Anos depois, sua carreira chegou à elite da Europa: ele foi para OH Leuven na Bélgicadesembarcou em Montpellier e eventualmente acabou em Rennes da Françaclube em fevereiro de 2025 Ele pagou US$ 10 milhões por seu passaporte.
Por que você o está comparando a Lionel Messi?
A comparação com o capitão argentino não nasce de uma semelhança física, mas de seu jeito inconfundível de jogar: Ele é canhoto, explosivo, tem uma mudança de ritmo letal e se sente extremamente confortável atacando da ala direita para o meio para dar o chute ao poste mais distante ou dar o último golpe.
Porém, o mito do “Messi Jordaniano” não nasceu em seu país. Durante a sua passagem de sucesso pelo APOEL em Chipre, onde Ele marcou 13 gols e deu 10 assistências em 76 jogosNos anos 2000, sua habilidade de driblar um contra um levou os fãs a dedicarem a ele uma música chamada os famosos dez.
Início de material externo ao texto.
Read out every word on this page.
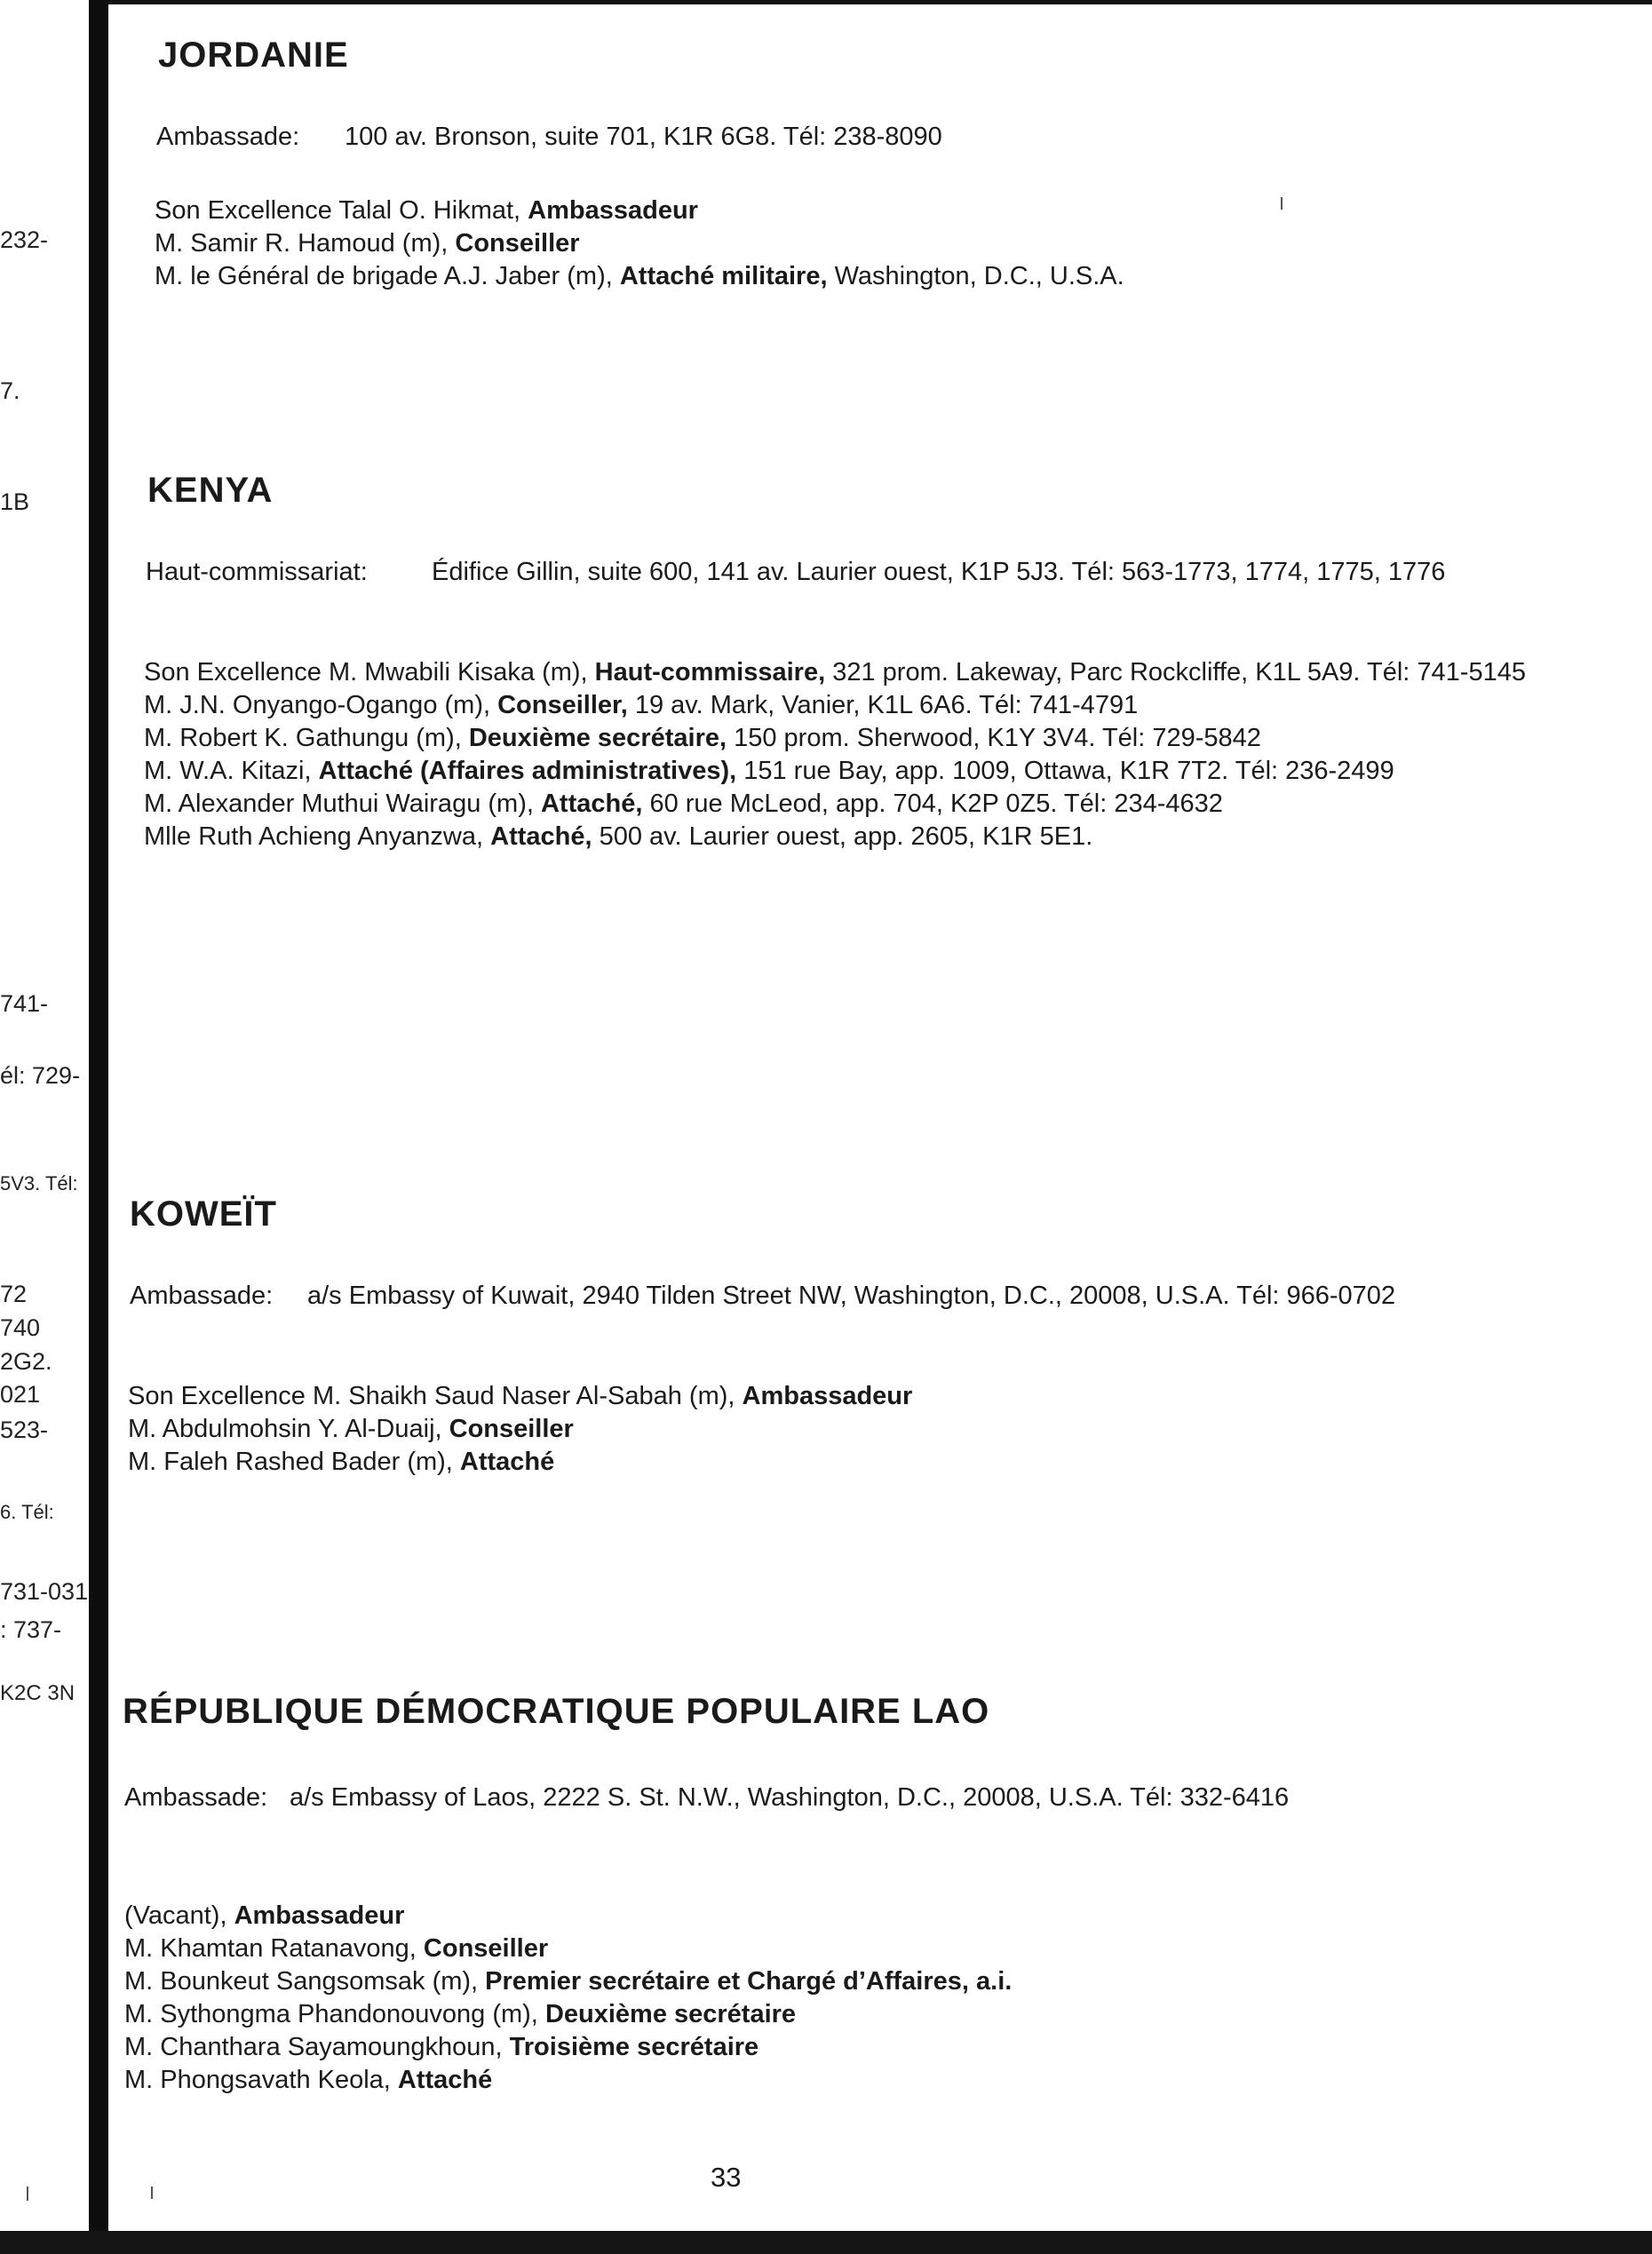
232-
7.
1B
741-
él: 729-
5V3. Tél:
72
740
2G2.
021
523-
6. Tél:
731-031
: 737-
K2C 3N
JORDANIE
Ambassade: 100 av. Bronson, suite 701, K1R 6G8. Tél: 238-8090
Son Excellence Talal O. Hikmat, Ambassadeur
M. Samir R. Hamoud (m), Conseiller
M. le Général de brigade A.J. Jaber (m), Attaché militaire, Washington, D.C., U.S.A.
KENYA
Haut-commissariat: Édifice Gillin, suite 600, 141 av. Laurier ouest, K1P 5J3. Tél: 563-1773, 1774, 1775, 1776
Son Excellence M. Mwabili Kisaka (m), Haut-commissaire, 321 prom. Lakeway, Parc Rockcliffe, K1L 5A9. Tél: 741-5145
M. J.N. Onyango-Ogango (m), Conseiller, 19 av. Mark, Vanier, K1L 6A6. Tél: 741-4791
M. Robert K. Gathungu (m), Deuxième secrétaire, 150 prom. Sherwood, K1Y 3V4. Tél: 729-5842
M. W.A. Kitazi, Attaché (Affaires administratives), 151 rue Bay, app. 1009, Ottawa, K1R 7T2. Tél: 236-2499
M. Alexander Muthui Wairagu (m), Attaché, 60 rue McLeod, app. 704, K2P 0Z5. Tél: 234-4632
Mlle Ruth Achieng Anyanzwa, Attaché, 500 av. Laurier ouest, app. 2605, K1R 5E1.
KOWEÏT
Ambassade: a/s Embassy of Kuwait, 2940 Tilden Street NW, Washington, D.C., 20008, U.S.A. Tél: 966-0702
Son Excellence M. Shaikh Saud Naser Al-Sabah (m), Ambassadeur
M. Abdulmohsin Y. Al-Duaij, Conseiller
M. Faleh Rashed Bader (m), Attaché
RÉPUBLIQUE DÉMOCRATIQUE POPULAIRE LAO
Ambassade: a/s Embassy of Laos, 2222 S. St. N.W., Washington, D.C., 20008, U.S.A. Tél: 332-6416
(Vacant), Ambassadeur
M. Khamtan Ratanavong, Conseiller
M. Bounkeut Sangsomsak (m), Premier secrétaire et Chargé d’Affaires, a.i.
M. Sythongma Phandonouvong (m), Deuxième secrétaire
M. Chanthara Sayamoungkhoun, Troisième secrétaire
M. Phongsavath Keola, Attaché
33
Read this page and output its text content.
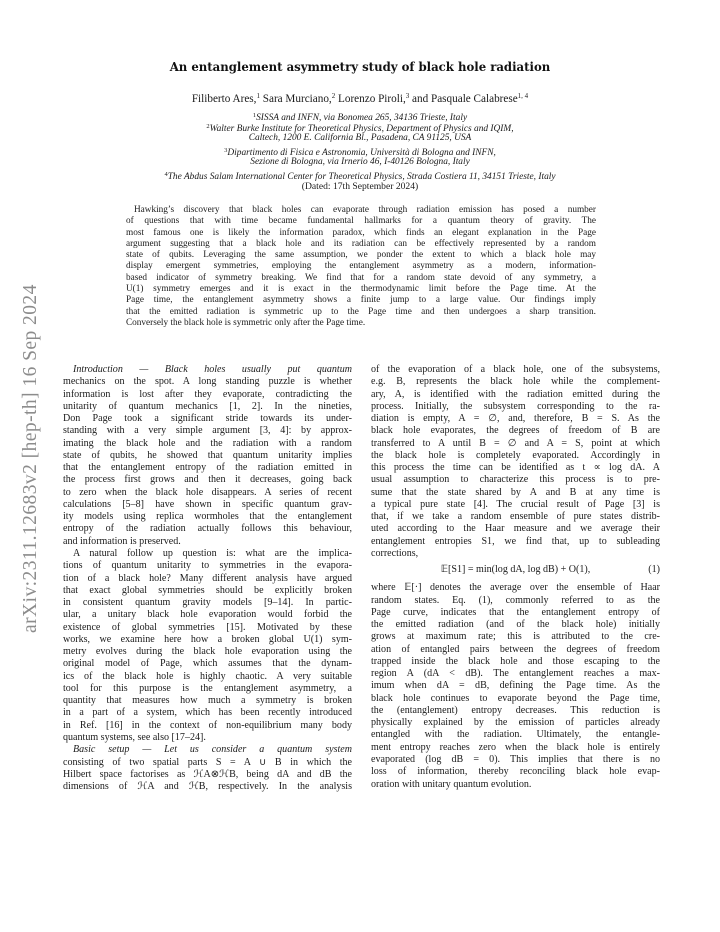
arXiv:2311.12683v2 [hep-th] 16 Sep 2024
An entanglement asymmetry study of black hole radiation
Filiberto Ares,$^1$ Sara Murciano,$^2$ Lorenzo Piroli,$^3$ and Pasquale Calabrese$^{1, 4}$
$^1$SISSA and INFN, via Bonomea 265, 34136 Trieste, Italy
$^2$Walter Burke Institute for Theoretical Physics, Department of Physics and IQIM,
Caltech, 1200 E. California Bl., Pasadena, CA 91125, USA
$^3$Dipartimento di Fisica e Astronomia, Università di Bologna and INFN,
Sezione di Bologna, via Irnerio 46, I-40126 Bologna, Italy
$^4$The Abdus Salam International Center for Theoretical Physics, Strada Costiera 11, 34151 Trieste, Italy
(Dated: 17th September 2024)
Hawking’s discovery that black holes can evaporate through radiation emission has posed a number
of questions that with time became fundamental hallmarks for a quantum theory of gravity. The
most famous one is likely the information paradox, which finds an elegant explanation in the Page
argument suggesting that a black hole and its radiation can be effectively represented by a random
state of qubits. Leveraging the same assumption, we ponder the extent to which a black hole may
display emergent symmetries, employing the entanglement asymmetry as a modern, information-
based indicator of symmetry breaking. We find that for a random state devoid of any symmetry, a
U(1) symmetry emerges and it is exact in the thermodynamic limit before the Page time. At the
Page time, the entanglement asymmetry shows a finite jump to a large value. Our findings imply
that the emitted radiation is symmetric up to the Page time and then undergoes a sharp transition.
Conversely the black hole is symmetric only after the Page time.
Introduction — Black holes usually put quantum
mechanics on the spot. A long standing puzzle is whether
information is lost after they evaporate, contradicting the
unitarity of quantum mechanics [1, 2]. In the nineties,
Don Page took a significant stride towards its under-
standing with a very simple argument [3, 4]: by approx-
imating the black hole and the radiation with a random
state of qubits, he showed that quantum unitarity implies
that the entanglement entropy of the radiation emitted in
the process first grows and then it decreases, going back
to zero when the black hole disappears. A series of recent
calculations [5–8] have shown in specific quantum grav-
ity models using replica wormholes that the entanglement
entropy of the radiation actually follows this behaviour,
and information is preserved.
A natural follow up question is: what are the implica-
tions of quantum unitarity to symmetries in the evapora-
tion of a black hole? Many different analysis have argued
that exact global symmetries should be explicitly broken
in consistent quantum gravity models [9–14]. In partic-
ular, a unitary black hole evaporation would forbid the
existence of global symmetries [15]. Motivated by these
works, we examine here how a broken global U(1) sym-
metry evolves during the black hole evaporation using the
original model of Page, which assumes that the dynam-
ics of the black hole is highly chaotic. A very suitable
tool for this purpose is the entanglement asymmetry, a
quantity that measures how much a symmetry is broken
in a part of a system, which has been recently introduced
in Ref. [16] in the context of non-equilibrium many body
quantum systems, see also [17–24].
Basic setup — Let us consider a quantum system
consisting of two spatial parts S = A ∪ B in which the
Hilbert space factorises as ℋA⊗ℋB, being dA and dB the
dimensions of ℋA and ℋB, respectively. In the analysis
of the evaporation of a black hole, one of the subsystems,
e.g. B, represents the black hole while the complement-
ary, A, is identified with the radiation emitted during the
process. Initially, the subsystem corresponding to the ra-
diation is empty, A = ∅, and, therefore, B = S. As the
black hole evaporates, the degrees of freedom of B are
transferred to A until B = ∅ and A = S, point at which
the black hole is completely evaporated. Accordingly in
this process the time can be identified as t ∝ log dA. A
usual assumption to characterize this process is to pre-
sume that the state shared by A and B at any time is
a typical pure state [4]. The crucial result of Page [3] is
that, if we take a random ensemble of pure states distrib-
uted according to the Haar measure and we average their
entanglement entropies S1, we find that, up to subleading
corrections,
𝔼[S1] = min(log dA, log dB) + O(1),	(1)
where 𝔼[·] denotes the average over the ensemble of Haar
random states. Eq. (1), commonly referred to as the
Page curve, indicates that the entanglement entropy of
the emitted radiation (and of the black hole) initially
grows at maximum rate; this is attributed to the cre-
ation of entangled pairs between the degrees of freedom
trapped inside the black hole and those escaping to the
region A (dA < dB). The entanglement reaches a max-
imum when dA = dB, defining the Page time. As the
black hole continues to evaporate beyond the Page time,
the (entanglement) entropy decreases. This reduction is
physically explained by the emission of particles already
entangled with the radiation. Ultimately, the entangle-
ment entropy reaches zero when the black hole is entirely
evaporated (log dB = 0). This implies that there is no
loss of information, thereby reconciling black hole evap-
oration with unitary quantum evolution.
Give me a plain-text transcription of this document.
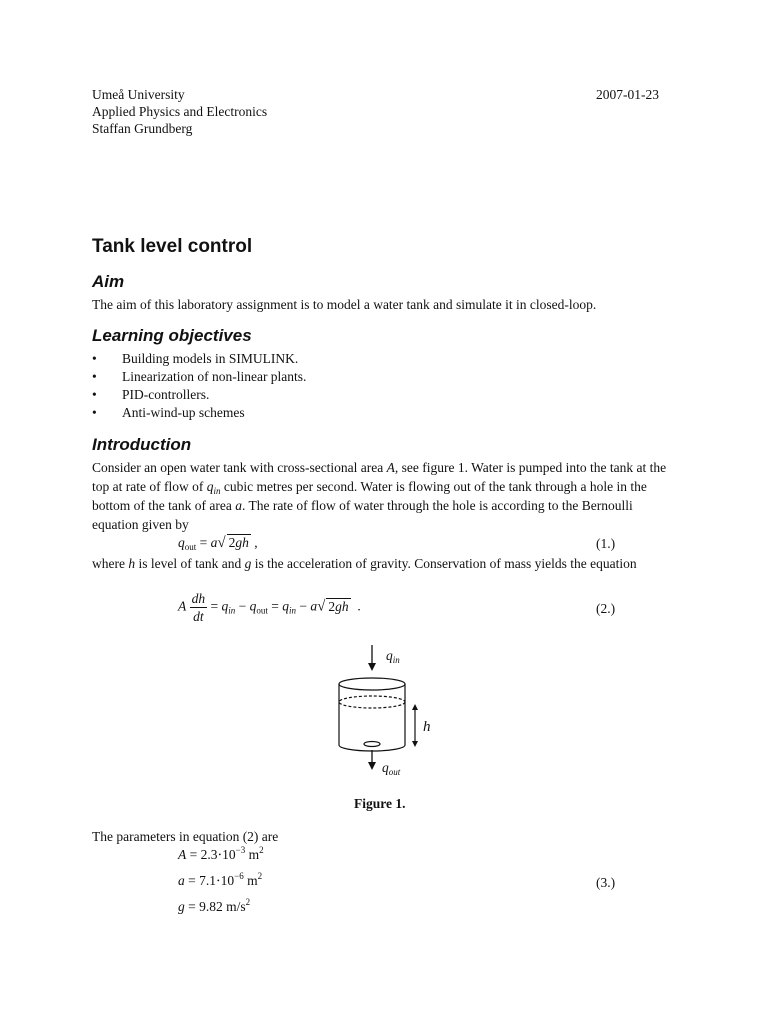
Umeå University
Applied Physics and Electronics
Staffan Grundberg
2007-01-23
Tank level control
Aim
The aim of this laboratory assignment is to model a water tank and simulate it in closed-loop.
Learning objectives
• Building models in SIMULINK.
• Linearization of non-linear plants.
• PID-controllers.
• Anti-wind-up schemes
Introduction
Consider an open water tank with cross-sectional area A, see figure 1. Water is pumped into the tank at the top at rate of flow of $q_{in}$ cubic metres per second. Water is flowing out of the tank through a hole in the bottom of the tank of area a. The rate of flow of water through the hole is according to the Bernoulli equation given by
$q_{out} = a√$ 2gh ,	(1.)
where h is level of tank and g is the acceleration of gravity. Conservation of mass yields the equation
A $\frac{dh}{dt} = q_{in} - q_{out} = q_{in} - a√$ 2gh  .	(2.)
$q_{in}$
h
$q_{out}$
Figure 1.
The parameters in equation (2) are
$A = 2.3\cdot 10^{-3}$ $m^2$
$a = 7.1\cdot 10^{-6}$ $m^2$	(3.)
g = 9.82 $m/s^2$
“Temos um Al Tamari, ele é muito melhor que Harry e Dele Alli. O Messi jordaniano”gritaram os torcedores do APOEL enquanto o jordaniano fazia grandes jogadas na cozinha.
No seu país eles usam o termo “gritna” para descrever o seu jogo: um misto de coragem e muita atitude de sempre pedir a bola. Características que, apesar das derrotas da Jordânia frente à Áustria e à Argélia, o extremo confirmou na sua primeira Copa do Mundo.
Neste sábado, ao lado de seus flanqueadores Yazan Al-Naimat e Ali Olwan, Al-Tamari fará seu último teste contra a camisa albiceleste e contra o próprio Lionel Messi, ser a principal carta de perigo que a seleção argentina deve deter.